Caro amigo, esqueça o jogo do Santos com o pujante Kashiwa Reysol, marcado para a manhãzinha desta quarta-feira em Toyota - 8h30, no horário de Brasília, bem entendido. Muitos, ao abrirem o jornal, já saberão o resultado do duelo. Não me aventuro a dar uma de vidente e imaginar o desempenho de Neymar na estreia no Mundial de Clubes, porque não o sou e pagaria mico. Sei que, independentemente do placar, o jovem astro é o personagem com maior valorização no futebol brasileiro em 2011.

Antero Greco, O Estado de S.Paulo

14 de dezembro de 2011 | 03h03

Impressiona como em tão pouco tempo o garoto franzino, uma vez definido por Vanderlei Luxemburgo como "filé de borboleta", virou homem, em várias atitudes fora dos gramados. Mas sobretudo como cresceu como profissional. Por circunstâncias, temperamento e talento, se transformou, na passagem dos 18 para os 19 anos, na figura central da equipe campeã paulista e da América. E, o mais importante, em geral não negou fogo nem fugiu de responsabilidades.

Neymar parece absorver bem a fama - precoce, do ponto de vista cronológico, pois mal saiu da adolescência. Mas compreensível, porque essa aceleração de etapas se aplica aos fenômenos que de vez em quando aparecem no esporte. E, salvo engano, o 11 alvinegro está nessa categoria especial. O rapaz assumiu o lado popstar, com alguns exageros comuns para os que logo cedo se veem cercados de paparicações de toda espécie.

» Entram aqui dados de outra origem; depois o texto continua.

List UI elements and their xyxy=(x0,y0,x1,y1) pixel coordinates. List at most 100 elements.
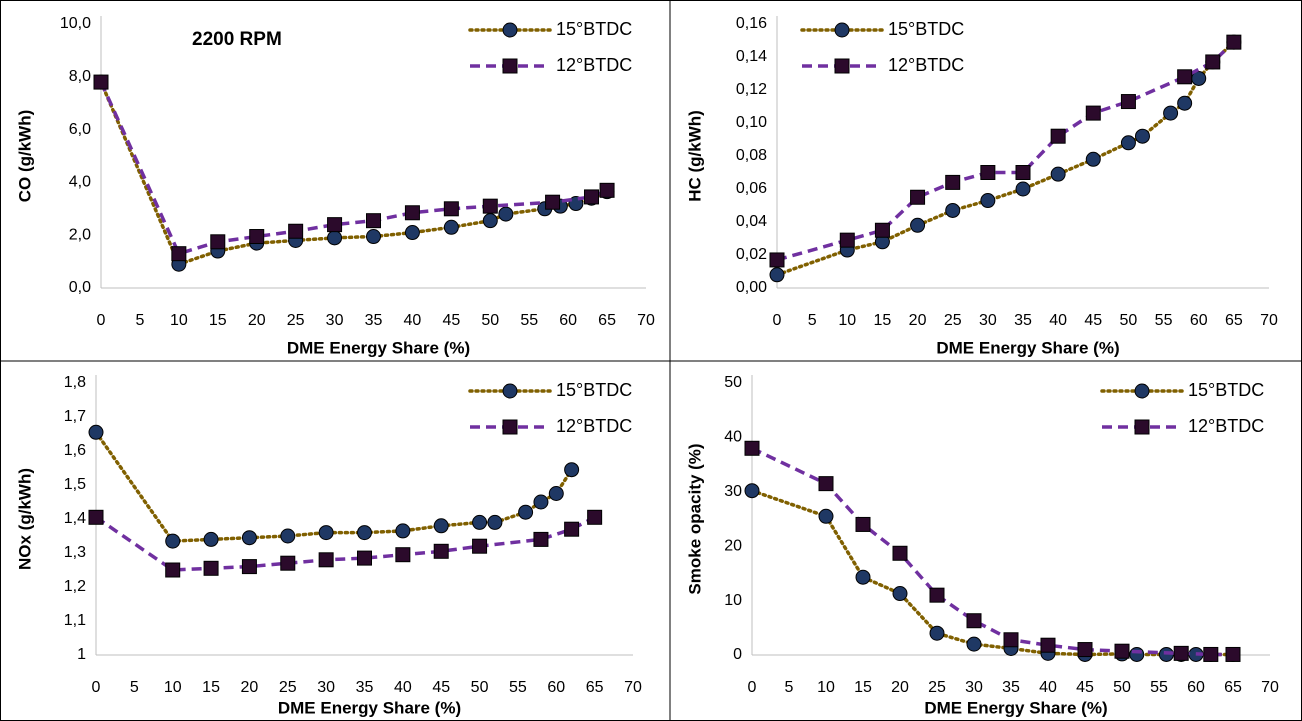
marker xyxy=(929,625,945,641)
marker xyxy=(443,219,459,235)
x-tick-label: 0 xyxy=(748,679,757,696)
x-tick-label: 45 xyxy=(1084,312,1102,329)
marker xyxy=(599,182,615,198)
x-tick-label: 5 xyxy=(785,679,794,696)
marker xyxy=(404,205,420,221)
y-tick-label: 0,06 xyxy=(736,180,767,197)
series-line xyxy=(776,40,1236,262)
x-tick-label: 60 xyxy=(559,312,577,329)
x-tick-label: 20 xyxy=(248,312,266,329)
marker xyxy=(482,198,498,214)
marker xyxy=(1134,128,1150,144)
legend-label: 15°BTDC xyxy=(888,19,964,39)
x-tick-label: 70 xyxy=(1260,312,1278,329)
y-tick-label: 0,14 xyxy=(736,48,767,65)
x-tick-label: 40 xyxy=(394,679,412,696)
legend-label: 15°BTDC xyxy=(556,19,632,39)
legend-marker xyxy=(502,22,518,38)
y-tick-label: 1,3 xyxy=(64,544,86,561)
legend-label: 15°BTDC xyxy=(1188,380,1264,400)
y-tick-label: 4,0 xyxy=(69,174,91,191)
y-axis-title: NOx (g/kWh) xyxy=(15,468,34,570)
x-tick-label: 10 xyxy=(838,312,856,329)
marker xyxy=(980,193,996,209)
marker xyxy=(395,523,411,539)
marker xyxy=(165,562,181,578)
marker xyxy=(443,201,459,217)
y-tick-label: 1,2 xyxy=(64,578,86,595)
y-tick-label: 0,04 xyxy=(736,213,767,230)
marker xyxy=(910,217,926,233)
x-tick-label: 20 xyxy=(891,679,909,696)
legend-marker xyxy=(502,383,518,399)
marker xyxy=(1120,94,1136,110)
x-tick-label: 45 xyxy=(442,312,460,329)
x-tick-label: 40 xyxy=(1049,312,1067,329)
x-tick-label: 35 xyxy=(365,312,383,329)
x-tick-label: 45 xyxy=(432,679,450,696)
y-tick-label: 0,10 xyxy=(736,114,767,131)
x-tick-label: 50 xyxy=(471,679,489,696)
legend-marker xyxy=(1134,383,1150,399)
marker xyxy=(1015,165,1031,180)
y-tick-label: 0,02 xyxy=(736,246,767,263)
marker xyxy=(366,213,381,229)
marker xyxy=(288,223,304,239)
y-tick-label: 0,16 xyxy=(736,15,767,32)
marker xyxy=(548,486,564,501)
x-tick-label: 65 xyxy=(1224,679,1242,696)
marker xyxy=(1003,632,1019,648)
marker xyxy=(769,252,785,268)
legend-label: 12°BTDC xyxy=(888,55,964,75)
marker xyxy=(203,560,219,576)
y-tick-label: 20 xyxy=(724,537,742,554)
marker xyxy=(498,206,514,222)
x-tick-label: 40 xyxy=(1039,679,1057,696)
x-tick-label: 50 xyxy=(481,312,499,329)
legend-marker xyxy=(834,58,850,74)
x-tick-label: 50 xyxy=(1113,679,1131,696)
x-tick-label: 15 xyxy=(209,312,227,329)
marker xyxy=(892,586,908,602)
y-tick-label: 40 xyxy=(724,429,742,446)
x-tick-label: 25 xyxy=(928,679,946,696)
y-tick-label: 0,00 xyxy=(736,279,767,296)
marker xyxy=(433,518,449,534)
marker xyxy=(165,533,181,549)
x-tick-label: 60 xyxy=(1190,312,1208,329)
y-tick-label: 2,0 xyxy=(69,226,91,243)
marker xyxy=(366,229,381,245)
marker xyxy=(1015,181,1031,197)
y-tick-label: 50 xyxy=(724,374,742,391)
marker xyxy=(1040,637,1056,653)
x-tick-label: 0 xyxy=(92,679,101,696)
marker xyxy=(1050,166,1066,182)
x-tick-label: 40 xyxy=(404,312,422,329)
y-tick-label: 10,0 xyxy=(60,15,91,32)
legend-marker xyxy=(502,58,518,74)
marker xyxy=(1173,645,1189,661)
y-tick-label: 1,8 xyxy=(64,374,86,391)
marker xyxy=(584,189,599,205)
x-tick-label: 35 xyxy=(1002,679,1020,696)
marker xyxy=(1177,69,1193,85)
x-tick-label: 35 xyxy=(1014,312,1032,329)
y-tick-label: 1,6 xyxy=(64,442,86,459)
y-tick-label: 1,1 xyxy=(64,612,86,629)
x-tick-label: 30 xyxy=(317,679,335,696)
marker xyxy=(482,213,498,229)
x-tick-label: 25 xyxy=(287,312,305,329)
x-tick-label: 60 xyxy=(1187,679,1205,696)
marker xyxy=(564,462,580,478)
x-tick-label: 70 xyxy=(637,312,655,329)
x-tick-label: 50 xyxy=(1120,312,1138,329)
marker xyxy=(892,545,908,561)
x-tick-label: 25 xyxy=(279,679,297,696)
marker xyxy=(249,229,265,245)
series-line xyxy=(99,81,608,256)
marker xyxy=(855,569,871,585)
legend-label: 12°BTDC xyxy=(556,55,632,75)
x-tick-label: 0 xyxy=(97,312,106,329)
x-tick-label: 55 xyxy=(509,679,527,696)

Em contrapartida, dá ao clube o retorno técnico e financeiro de que dele já se espera e cobra. Virou chavão num piscar d'olhos falar que "com Neymar em campo o Santos se agiganta". Constatação verdadeira, para alegria dos que curtem o joguinho de bola e para decepção de quem torce o nariz para a estrela ascendente e sofre de dor de cotovelo crônica.

Não foi por acaso que Barcelona e Real Madrid só faltaram sair no tapa para ter o privilégio de pescar a pérola. Ambos pegaram pesado nas ofertas e nas negociações ao longo do ano, cada um cantou vitória e, tenho certeza, nenhum desistiu, mesmo com o acordo do mês passado que pode segurá-lo na Vila até depois da Copa de 14. Os espanhóis vislumbraram em Neymar fonte de lucro gordo e aposta com retorno garantido.

O Santos também pensou dessa maneira e merece elogio. O contorcionismo monetário para convencê-lo a ficar embute atrevimento e risco, como qualquer investimento fora de padrões conservadores. Impossível, portanto, cravar que renderá dinheiro a rodo. A lógica indica que sim. O imponderável, com eventuais tropeços, faz parte do negócio. O perigo de prejuízo se aplica também aos dois tubarões europeus.

É raciocinar pequeno, além de comportamento egoísta, prever uma lesão (isola!) de Neymar e, por extensão, perda de receita para o Santos. Fosse assim, ninguém teria contratado Ronaldo após a primeira fratura que sofreu. No entanto, Inter, Real Madrid, Milan, Corinthians assediaram o Fenômeno e o mantiveram sob contrato. Correram o risco. O Santos faz algo idêntico com sua cria.

Por que a pressa de alçá-lo à condição de ídolo multinacional? Isso virá com o tempo e naturalmente. Basta continuar na toada atual que chegará a hora de dividir atenção com Messi, Cristiano Ronaldo ou o ídolo bola da vez. Vivemos tempos em que tudo deve ser feito com rapidez e com desdobramentos imediatos. Por isso, nos alarmamos com a aparente calma do próprio Neymar, de seu pai e mentor, do Santos ao lidarem com o assédio e seus desdobramentos. Fazem muito bem. Assim o mito encorpa, e por enquanto fica por aqui.